Forget for a moment the fact that football and men’s basketball –– the “marquee sports” ––are only two of the combined 39 intercollegiate varsity sports offered by the NCAA (19 for men and 20 for women). Forget that intercollegiate athletic programs are not based solely on sports like football and basketball that bring in huge television and broadcast deals.

Looking only at football and men’s basketball, here is how they play out on average financially: 30 percent of DI football programs yield revenue for the school after expenses are paid in full. Only 26 percent of men’s basketball programs do the same.

The NCAA tries to point to overall revenue as an explanation for approving things like this stipend and increasing the amount of money handed out while its schools lose money every year. Broadcast deals and concession sales, however, can only do so much.

What should the NCAA take away from the reaction to its decisions, especially given all the controversy embedded in collegiate athletics in recent years like at USC or Ohio State? If less than 30 percent of the marquee sports are yielding a profit for a school while the rest of the programs have a greater expense cost than incoming revenue, is adding money for allocation really the best idea?

If it were me, I would say the NCAA should recognize the severe inequality already present amongst its intercollegiate programs.
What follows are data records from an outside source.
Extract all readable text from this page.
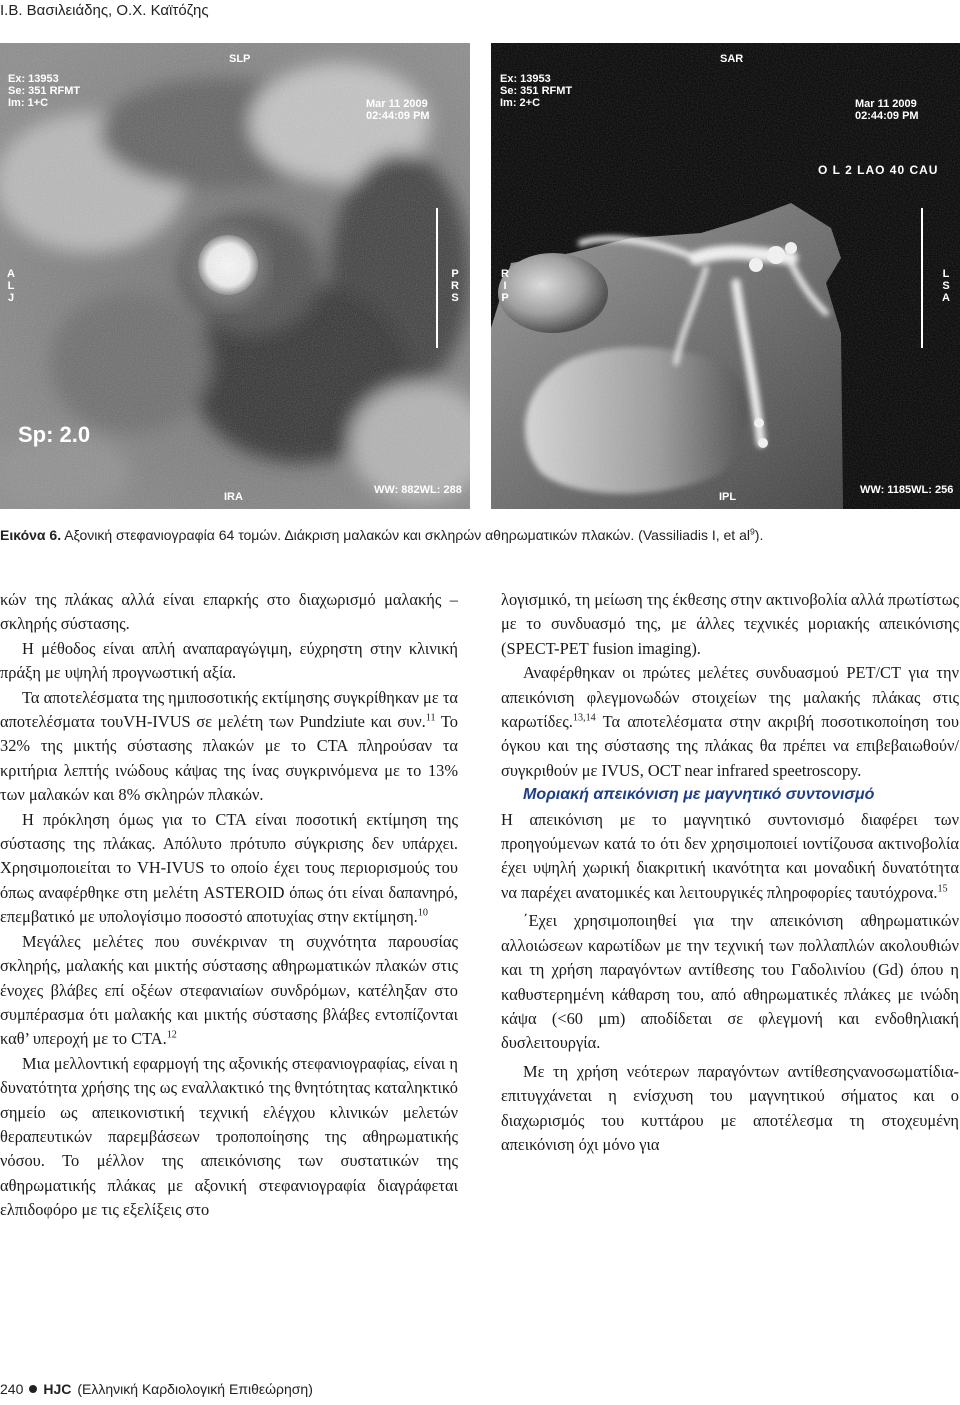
Ι.Β. Βασιλειάδης, Ο.Χ. Καϊτόζης
SLP
Ex: 13953
Se: 351 RFMT
Im: 1+C	Mar 11 2009
02:44:09 PM
ALJ
PRS
Sp: 2.0
IRA
WW: 882WL: 288
SAR
Ex: 13953
Se: 351 RFMT
Im: 2+C	Mar 11 2009
02:44:09 PM
O L 2 LAO 40 CAU
RIP
LSA
IPL
WW: 1185WL: 256
Εικόνα 6. Αξονική στεφανιογραφία 64 τομών. Διάκριση μαλακών και σκληρών αθηρωματικών πλακών. (Vassiliadis I, et $al^9$).

κών της πλάκας αλλά είναι επαρκής στο διαχωρισμό μαλακής –σκληρής σύστασης.

Η μέθοδος είναι απλή αναπαραγώγιμη, εύχρηστη στην κλινική πράξη με υψηλή προγνωστική αξία.

Τα αποτελέσματα της ημιποσοτικής εκτίμησης συγκρίθηκαν με τα αποτελέσματα τουVH-IVUS σε μελέτη των Pundziute και συν.$^{11}$ Το 32% της μικτής σύστασης πλακών με το CTA πληρούσαν τα κριτήρια λεπτής ινώδους κάψας της ίνας συγκρινόμενα με το 13% των μαλακών και 8% σκληρών πλακών.

Η πρόκληση όμως για το CTA είναι ποσοτική εκτίμηση της σύστασης της πλάκας. Απόλυτο πρότυπο σύγκρισης δεν υπάρχει. Χρησιμοποιείται το VH-IVUS το οποίο έχει τους περιορισμούς του όπως αναφέρθηκε στη μελέτη ASTEROID όπως ότι είναι δαπανηρό, επεμβατικό με υπολογίσιμο ποσοστό αποτυχίας στην εκτίμηση.$^{10}$

Μεγάλες μελέτες που συνέκριναν τη συχνότητα παρουσίας σκληρής, μαλακής και μικτής σύστασης αθηρωματικών πλακών στις ένοχες βλάβες επί οξέων στεφανιαίων συνδρόμων, κατέληξαν στο συμπέρασμα ότι μαλακής και μικτής σύστασης βλάβες εντοπίζονται καθ’ υπεροχή με το CTA.$^{12}$

Μια μελλοντική εφαρμογή της αξονικής στεφανιογραφίας, είναι η δυνατότητα χρήσης της ως εναλλακτικό της θνητότητας καταληκτικό σημείο ως απεικονιστική τεχνική ελέγχου κλινικών μελετών θεραπευτικών παρεμβάσεων τροποποίησης της αθηρωματικής νόσου. Το μέλλον της απεικόνισης των συστατικών της αθηρωματικής πλάκας με αξονική στεφανιογραφία διαγράφεται ελπιδοφόρο με τις εξελίξεις στο

λογισμικό, τη μείωση της έκθεσης στην ακτινοβολία αλλά πρωτίστως με το συνδυασμό της, με άλλες τεχνικές μοριακής απεικόνισης (SPECT-PET fusion imaging).

Αναφέρθηκαν οι πρώτες μελέτες συνδυασμού PET/CT για την απεικόνιση φλεγμονωδών στοιχείων της μαλακής πλάκας στις καρωτίδες.$^{13,14}$ Τα αποτελέσματα στην ακριβή ποσοτικοποίηση του όγκου και της σύστασης της πλάκας θα πρέπει να επιβεβαιωθούν/συγκριθούν με IVUS, OCT near infrared speetroscopy.

Μοριακή απεικόνιση με μαγνητικό συντονισμό

Η απεικόνιση με το μαγνητικό συντονισμό διαφέρει των προηγούμενων κατά το ότι δεν χρησιμοποιεί ιοντίζουσα ακτινοβολία έχει υψηλή χωρική διακριτική ικανότητα και μοναδική δυνατότητα να παρέχει ανατομικές και λειτουργικές πληροφορίες ταυτόχρονα.$^{15}$

΄Εχει χρησιμοποιηθεί για την απεικόνιση αθηρωματικών αλλοιώσεων καρωτίδων με την τεχνική των πολλαπλών ακολουθιών και τη χρήση παραγόντων αντίθεσης του Γαδολινίου (Gd) όπου η καθυστερημένη κάθαρση του, από αθηρωματικές πλάκες με ινώδη κάψα (<60 μm) αποδίδεται σε φλεγμονή και ενδοθηλιακή δυσλειτουργία.

Με τη χρήση νεότερων παραγόντων αντίθεσηςνανοσωματίδια-επιτυγχάνεται η ενίσχυση του μαγνητικού σήματος και ο διαχωρισμός του κυττάρου με αποτέλεσμα τη στοχευμένη απεικόνιση όχι μόνο για

240 HJC (Ελληνική Καρδιολογική Επιθεώρηση)
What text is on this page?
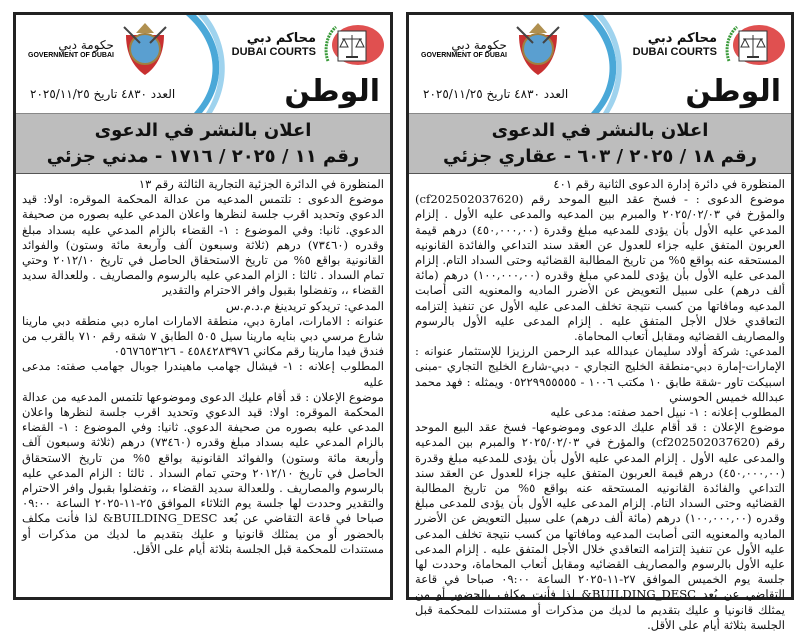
محاكم دبي
DUBAI COURTS
حكومة دبي
GOVERNMENT OF DUBAI
العدد ٤٨٣٠ تاريخ ٢٠٢٥/١١/٢٥	الوطن
اعلان بالنشر في الدعوى
رقم ١١ / ٢٠٢٥ / ١٧١٦ - مدني جزئي

المنظورة في الدائرة الجزئية التجارية الثالثة رقم ١٣

موضوع الدعوى : تلتمس المدعيه من عدالة المحكمة الموقره: اولا: قيد الدعوي وتحديد اقرب جلسة لنظرها واعلان المدعي عليه بصوره من صحيفة الدعوي. ثانيا: وفي الموضوع : ١- القضاء بالزام المدعي عليه بسداد مبلغ وقدره (٧٣٤٦٠) درهم (ثلاثة وسبعون آلف وآربعة مائة وستون) والفوائد القانونية بواقع ٥% من تاريخ الاستحقاق الحاصل في تاريخ ٢٠١٢/١٠ وحتي تمام السداد . ثالثا : الزام المدعي عليه بالرسوم والمصاريف . وللعدالة سديد القضاء ،، وتفضلوا بقبول وافر الاحترام والتقدير

المدعي: تريدكو تريدينغ م.د.م.س

عنوانه : الامارات، امارة دبي، منطقة الامارات اماره دبي منطقه دبي مارينا شارع مرسي دبي بنايه مارينا سيل ٥٠٥ الطابق ٧ شقه رقم ٧١٠ بالقرب من فندق فيدا مارينا رقم مكاني ٤٥٨٤٢٨٣٩٧٦ - ٠٥٦٧٦٥٣٦٢٦

المطلوب إعلانه : ١- فيشال جهامب ماهيندرا جوبال جهامب صفته: مدعى عليه

موضوع الإعلان : قد أقام عليك الدعوى وموضوعها تلتمس المدعيه من عدالة المحكمة الموقره: اولا: قيد الدعوي وتحديد اقرب جلسة لنظرها واعلان المدعي عليه بصوره من صحيفة الدعوي. ثانيا: وفي الموضوع : ١- القضاء بالزام المدعي عليه بسداد مبلغ وقدره (٧٣٤٦٠) درهم (ثلاثة وسبعون آلف وأربعة مائة وستون) والفوائد القانونية بواقع ٥% من تاريخ الاستحقاق الحاصل في تاريخ ٢٠١٢/١٠ وحتي تمام السداد . ثالثا : الزام المدعي عليه بالرسوم والمصاريف . وللعدالة سديد القضاء ،، وتفضلوا بقبول وافر الاحترام والتقدير وحددت لها جلسة يوم الثلاثاء الموافق ٢٥-١١-٢٠٢٥ الساعة ٠٩:٠٠ صباحا في قاعة التقاضي عن بُعد BUILDING_DESC& لذا فأنت مكلف بالحضور أو من يمثلك قانونيا و عليك بتقديم ما لديك من مذكرات أو مستندات للمحكمة قبل الجلسة بثلاثة أيام على الأقل.

محاكم دبي
DUBAI COURTS
حكومة دبي
GOVERNMENT OF DUBAI
العدد ٤٨٣٠ تاريخ ٢٠٢٥/١١/٢٥	الوطن
اعلان بالنشر في الدعوى
رقم ١٨ / ٢٠٢٥ / ٦٠٣ - عقاري جزئي

المنظورة في دائرة إدارة الدعوى الثانية رقم ٤٠١

موضوع الدعوى : - فسخ عقد البيع الموحد رقم (cf202502037620) والمؤرخ في ٢٠٢٥/٠٢/٠٣ والمبرم بين المدعيه والمدعى عليه الأول . إلزام المدعي عليه الأول بأن يؤدى للمدعيه مبلغ وقدرة (٤٥٠,٠٠٠,٠٠) درهم قيمة العربون المتفق عليه جزاء للعدول عن العقد سند التداعي والفائدة القانونيه المستحقه عنه بواقع ٥% من تاريخ المطالبة القضائيه وحتى السداد التام. إلزام المدعى عليه الأول بأن يؤدى للمدعي مبلغ وقدره (١٠٠,٠٠٠,٠٠) درهم (مائة ألف درهم) على سبيل التعويض عن الأضرر الماديه والمعنويه التى أصابت المدعيه ومافاتها من كسب نتيجة تخلف المدعى عليه الأول عن تنفيذ إلتزامه التعاقدي خلال الأجل المتفق عليه . إلزام المدعى عليه الأول بالرسوم والمصاريف القضائيه ومقابل أتعاب المحاماة.

المدعي: شركة أولاد سليمان عبدالله عبد الرحمن الرزيزا للإستثمار عنوانه : الإمارات-إمارة دبي-منطقة الخليج التجاري - دبي-شارع الخليج التجاري -مبنى اسبيكت تاور -شقة طابق ١٠ مكتب ١٠٠٦ - ٠٥٢٢٩٩٥٥٥٥٥ ويمثله : فهد محمد عبدالله خميس الحوسني

المطلوب إعلانه : ١- نبيل احمد صفته: مدعى عليه

موضوع الإعلان : قد أقام عليك الدعوى وموضوعها- فسخ عقد البيع الموحد رقم (cf202502037620) والمؤرخ في ٢٠٢٥/٠٢/٠٣ والمبرم بين المدعيه والمدعى عليه الأول . إلزام المدعي عليه الأول بأن يؤدى للمدعيه مبلغ وقدرة (٤٥٠,٠٠٠,٠٠) درهم قيمة العربون المتفق عليه جزاء للعدول عن العقد سند التداعي والفائدة القانونيه المستحقه عنه بواقع ٥% من تاريخ المطالبة القضائيه وحتى السداد التام. إلزام المدعى عليه الأول بأن يؤدى للمدعى مبلغ وقدره (١٠٠,٠٠٠,٠٠) درهم (مائة ألف درهم) على سبيل التعويض عن الأضرر الماديه والمعنويه التى أصابت المدعيه ومافاتها من كسب نتيجة تخلف المدعى عليه الأول عن تنفيذ إلتزامه التعاقدي خلال الأجل المتفق عليه . إلزام المدعى عليه الأول بالرسوم والمصاريف القضائيه ومقابل أتعاب المحاماة، وحددت لها جلسة يوم الخميس الموافق ٢٧-١١-٢٠٢٥ الساعة ٠٩:٠٠ صباحا في قاعة التقاضي عن بُعد BUILDING_DESC& لذا فأنت مكلف بالحضور أو من يمثلك قانونيا و عليك بتقديم ما لديك من مذكرات أو مستندات للمحكمة قبل الجلسة بثلاثة أيام على الأقل.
Furthermore, if the NCAA wants to avoid further encouraging ideas like it supports “pay for play,” giving student-athletes more money is probably not the way to go. All the recent controversy surrounding iconic football programs makes me think the NCAA would want to steer clear of anything that looks like it is trying to turn college kids pro before their time.

Not everyone is fortunate enough to be a collegiate athlete and even fewer receive aid to continue playing the sport they love. By NCAA rule, student-athletes may not receive athletic scholarships if they are not of amateur status. Athletes are deemed “professional” if they have made money by playing a sport, such as endorsement deals in gymnastics.

Why subject 18 to 21-year-olds to questions about their status as amateur athletes? It’s hard enough going to college without legal teams breathing down your neck.

There are over 365,000 NCAA student-athletes and just about all of us are going pro in something over than sports. The truth of this statement remains yet to be seen.